Я задаю вопрос: «Можно ли мне позвонить?» Ливанов отвечает, что нельзя. Тогда спрашиваю: «Можно ли мне сходить в туалет?» Он, пожевав губу, разрешает. Я прошу взять с собой свою сумку, которую Ливанову передали оперативники, и теперь она валяется среди бумаг. Он пожимает плечами, передает мне сумку, но велит вынуть телефон. Я заглядываю в сумку. Телефон – «самсунговский» смартфон – на месте, и я передаю его следователю. Мы выходим из кабинета. Идем в самый конец узкого коридора. Ливанов пристраивается с сигаретой у подоконника и кивает на дверь в туалет – мол, заходи! Я захожу, прикрываю за собой дверь. Он не протестует.

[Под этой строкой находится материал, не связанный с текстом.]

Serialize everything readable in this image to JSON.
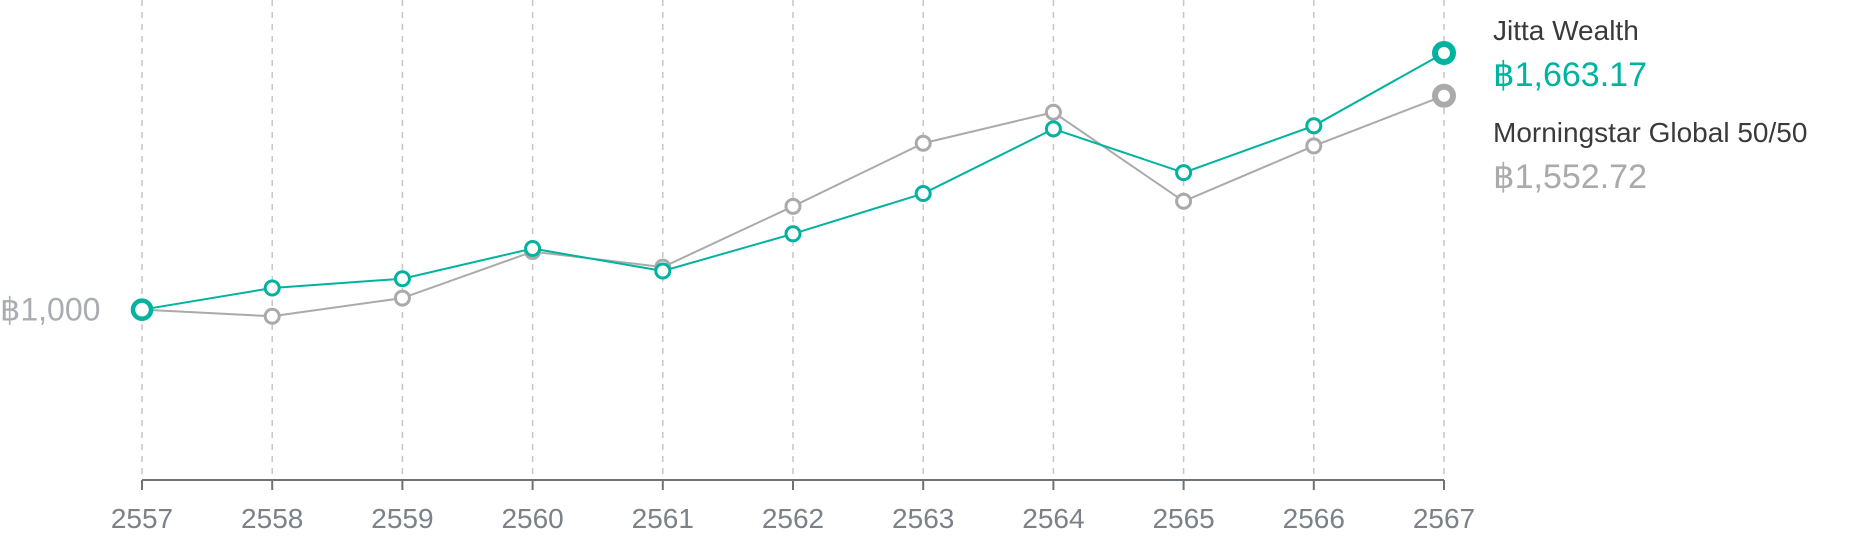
{
  "chart_data": {
    "type": "line",
    "title": "",
    "xlabel": "",
    "ylabel": "",
    "x": [
      "2557",
      "2558",
      "2559",
      "2560",
      "2561",
      "2562",
      "2563",
      "2564",
      "2565",
      "2566",
      "2567"
    ],
    "y_tick_label": "฿1,000",
    "y_tick_value": 1000,
    "ylim": [
      560,
      1800
    ],
    "grid": "vertical-dashed",
    "legend_position": "right",
    "series": [
      {
        "name": "Jitta Wealth",
        "final_label": "฿1,663.17",
        "color": "#00b39f",
        "values": [
          1000,
          1056,
          1080,
          1158,
          1100,
          1196,
          1300,
          1467,
          1354,
          1475,
          1663.17
        ]
      },
      {
        "name": "Morningstar Global 50/50",
        "final_label": "฿1,552.72",
        "color": "#aaaaaa",
        "values": [
          1000,
          983,
          1030,
          1150,
          1110,
          1267,
          1430,
          1510,
          1280,
          1423,
          1552.72
        ]
      }
    ]
  }
}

Наконец, впервые за весь день я одна! Оглядываюсь. Это достаточно большое помещение. Видимо, туалет для сотрудников следственного отдела. Высокий шкаф с бытовой химией, зеркало, блестящая раковина, жидкое мыло, бумажные полотенца… Я включаю воду и лихорадочно роюсь в сумке. И – ура! Есть! В одном из многочисленных карманов сумки нахожу свой второй телефон. В целости и сохранности! Эта крошечная кнопочная Nokia была куплена мною в первую очередь из-за невероятного цвета. Я просто не могла устоять перед таким насыщенным ядреным оттенком фуксии! И второй аргумент для покупки – «про запас, на тот случай, если смартфон разрядится». Но я так толком и не пользовалась этой запасной трубкой. Разве что как вторым будильником. И теперь даже не знала, есть ли на этом телефоне еще деньги, можно ли по нему звонить.